Acordeão? Espanto. Susto. É decepcionante. Você me enganou. Eu não enganei. Você enganou sim. Há violinos, violas e violoncelos. Flautas doces. Cordas e sopro. Mas não me falou do acordeão. Que há de errado com o acordeão? Nada. Nada de errado. É apenas o seu delito que me fere. É sua mania de mentir que sempre nos distancia. É o enganar que me golpeia quando eu poderia ter permanecido alegre ouvindo a sinfonia. Eu não menti. Apenas não considerei o fato de que você desejava, na verdade, que eu desmembrasse a sinfonia ditando todos os instrumentos que a compõem. Não considerar é mentir. Deixar a verdade escondida. Do que você está falando? O que está inventando com esta atitude de criança? Crianças não odeiam. Você me odeia? Não odiaria. Um minuto atrás, eu amava você ferozmente. Amava de engolir você. De achar belo seu rosto pela manhã quando a noite ainda assanha sua imagem. Você é complexa. Exagera. Inventa diversas desculpas para irromper nisto: Uma discussão matutina. Logo quando tudo estava bem. Logo quando eu... Retire de sua boca estas malditas reticências. E desde quando você usa o verbo "irromper"? Que há de errado com o verbo? É comum. E eu digo que meu vocabulário transcende o seu em quase todos os aspectos. Quase? Então você admite estar longe de me alcançar? Admite que ainda venço seus repentes de retórica? Que ainda sou superior ao seu espetáculo de se esbaldar em palavras que talvez você nunca tenha usado ou escrito ou lido? Leio tudo, minha querida. Conheço todas as palavras. Quando não as uso, eu as tenho em pensamento. Posso rir então? Ter palavras em pensamento é como ter dinheiro e não poder gastá-lo. É como ter pernas e não poder andar. É como provar de um vinho e não poder se embebedar. Você se assume muito eloquente, não? Assume tanta destreza e tanta maestria ao elaborar suas frases e tudo me parece sincronicamente ensaiado. Eu a vi conversando sozinha. É assim que decora seus discursos? Não decoro discursos. E não converso sozinho. Concorda comigo que, para se conversar, é preciso que se tenha alguém? Um objeto a quem se dirigir? Não fuja da rima. Não tente me levar com sua precariedade de respostas diretas. Seria sim ou não. Isto me bastaria. Você se basta. Eu sequer existo.

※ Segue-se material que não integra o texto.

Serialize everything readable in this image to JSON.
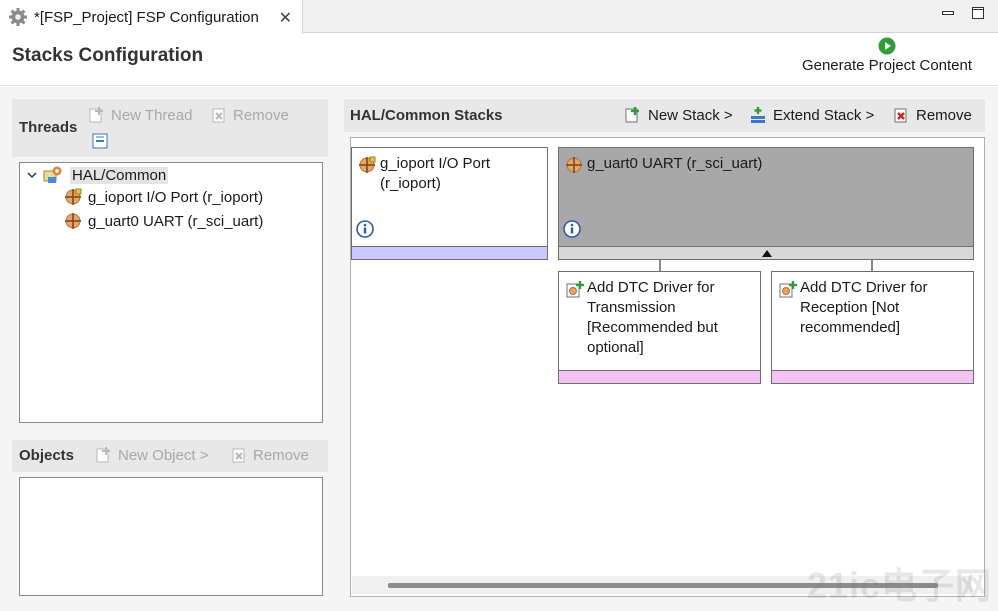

Sorri o homem. Lacrimeja a mulher. Dois sexos, tantas palavras e apenas um gesto poderia salvá-los de todo o desgaste de tão incompreensível discussão. Quando a manhã seria plena e poderiam fazer amor, fazer rimas com seus corpos, deixar a flor ardente incendiar-se de paixão. Mas não. Era preciso o alarde. A brutalidade de buscar vitórias. A discórdia que faz vencer o mais forte e calar a boca em difusa vergonha aquele que sofre. Mas ambos sofrem. E ambos se calam diante da viola que despenca a soletrar a sinfonia de um dia que, por descuido linguístico, tornara-se vulgar.






3 comentários:

Mai disse...

Texto forte! Numa sinfonia, importa a sinergia, a comunhão de todos os instrumentos.
Nos desafios de viola e nas cantorias, vence o repentista que encontra as melhores palavras e com elas expõe ou humilha o outro.
Teu texto retratou com fidelidade,
"...a discórdia que faz vencer o mais forte e calar a boca em difusa vergonha aquele que sofre."



beijos, Letícia.

Sonhadora disse...

Acordeão! É decepcionante?
Que seja! :D


-

Decepcionante seria não me ler em seus textos, rs


beijo grande.

Zélia disse...

Eu fico com ela, Éris, a deusa da discórdia. Talvez, ela não tenha o tanto da malícia que lhe impõem. Afinal, ela está apenas cumprindo o seu papel. Às vezes, somos nós que abrimos a porta para ela entrar. Foi assim no casamento de Peleu e Tétis. Ela foi preterida e qual foi o resuldado? A gerra de Tróia! Quantas guerras poderíamos evitar se fôssemos mais benevolentes?